Whitehead Institute for Biomedical Research, 455 Main Street, Cambridge, MA 02142, USA; Department of Biology, Massachusetts Institute of Technology, 31 Ames Street, Cambridge, MA 02139, USA.
Whitehead Institute for Biomedical Research, 455 Main Street, Cambridge, MA 02142, USA.
Mol Cell. 2024 Feb 15;84(4):702-714.e10. doi: 10.1016/j.molcel.2024.01.006. Epub 2024 Jan 30.
Expansions of CAG trinucleotide repeats cause several rare neurodegenerative diseases. The disease-causing repeats are translated in multiple reading frames and without an identifiable initiation codon. The molecular mechanism of this repeat-associated non-AUG (RAN) translation is not known. We find that expanded CAG repeats create new splice acceptor sites. Splicing of proximal donors to the repeats produces unexpected repeat-containing transcripts. Upon splicing, depending on the sequences surrounding the donor, CAG repeats may become embedded in AUG-initiated open reading frames. Canonical AUG-initiated translation of these aberrant RNAs may account for proteins that have been attributed to RAN translation. Disruption of the relevant splice donors or the in-frame AUG initiation codons is sufficient to abrogate RAN translation. Our findings provide a molecular explanation for the abnormal translation products observed in CAG trinucleotide repeat expansion disorders and add to the repertoire of mechanisms by which repeat expansion mutations disrupt cellular functions.

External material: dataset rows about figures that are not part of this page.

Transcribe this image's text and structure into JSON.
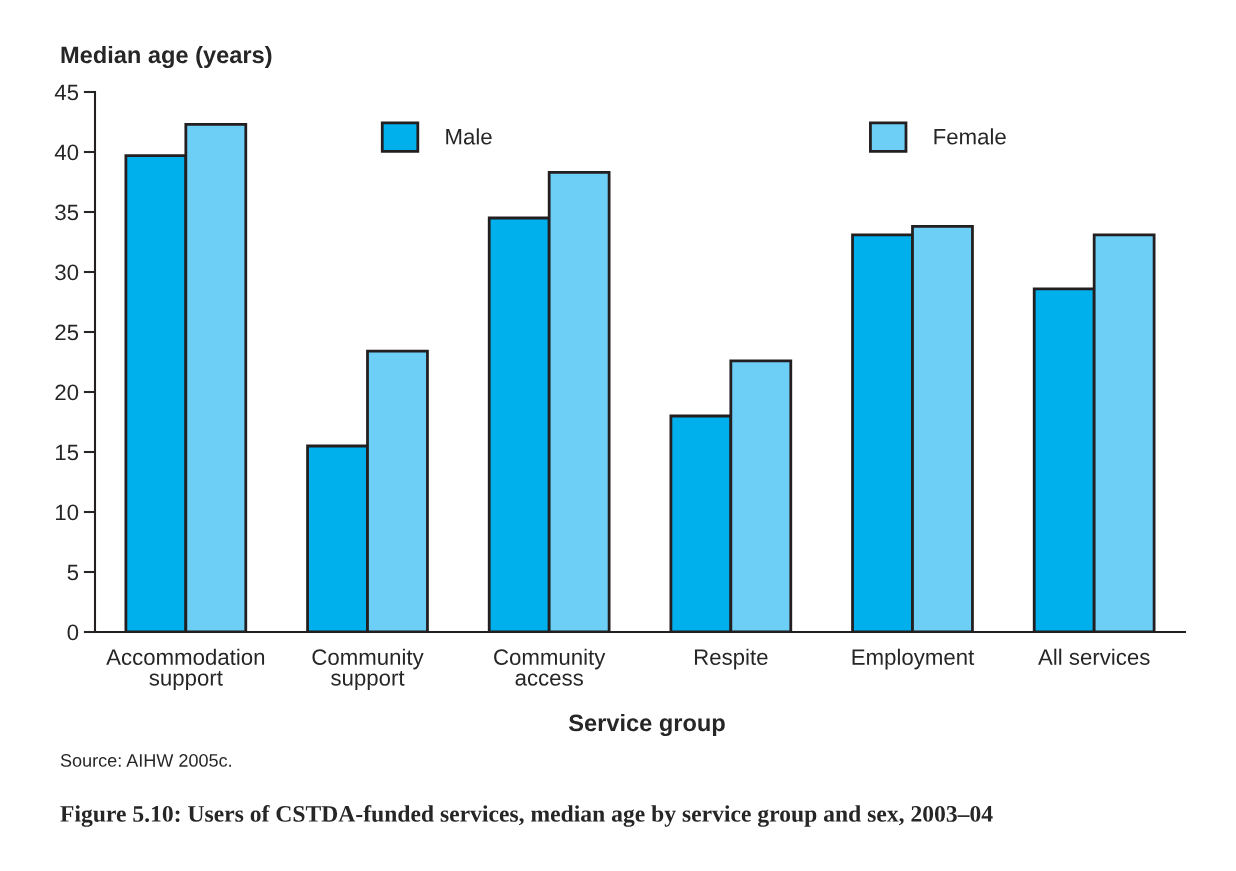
{
  "chart_data": {
    "type": "bar",
    "title": "Figure 5.10: Users of CSTDA-funded services, median age by service group and sex, 2003–04",
    "xlabel": "Service group",
    "ylabel": "Median age (years)",
    "categories": [
      "Accommodation\nsupport",
      "Community\nsupport",
      "Community\naccess",
      "Respite",
      "Employment",
      "All services"
    ],
    "series": [
      {
        "name": "Male",
        "color": "#00b0ed",
        "values": [
          39.7,
          15.5,
          34.5,
          18.0,
          33.1,
          28.6
        ]
      },
      {
        "name": "Female",
        "color": "#6dcff6",
        "values": [
          42.3,
          23.4,
          38.3,
          22.6,
          33.8,
          33.1
        ]
      }
    ],
    "ylim": [
      0,
      45
    ],
    "yticks": [
      0,
      5,
      10,
      15,
      20,
      25,
      30,
      35,
      40,
      45
    ],
    "legend": "top",
    "grid": false,
    "annotations": [
      "Source: AIHW 2005c."
    ]
  }
}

CAG 三核苷酸重复扩展导致几种罕见的神经退行性疾病。致病重复可以在多个阅读框架中被翻译,且没有可识别的起始密码子。这种重复相关的非 AUG(RAN)翻译的分子机制尚不清楚。我们发现扩展的 CAG 重复序列创造了新的剪接受体位点。近端供体与重复序列的剪接产生了意想不到的含有重复序列的转录本。剪接后,根据供体位点周围的序列,CAG 重复序列可能会嵌入到 AUG 起始的开放阅读框中。这些异常 RNA 的典型 AUG 起始翻译可能解释了归因于 RAN 翻译的蛋白质。破坏相关剪接受体或框架内的 AUG 起始密码子足以阻断 RAN 翻译。我们的发现为 CAG 三核苷酸重复扩展障碍中观察到的异常翻译产物提供了分子解释,并增加了重复扩展突变破坏细胞功能的机制。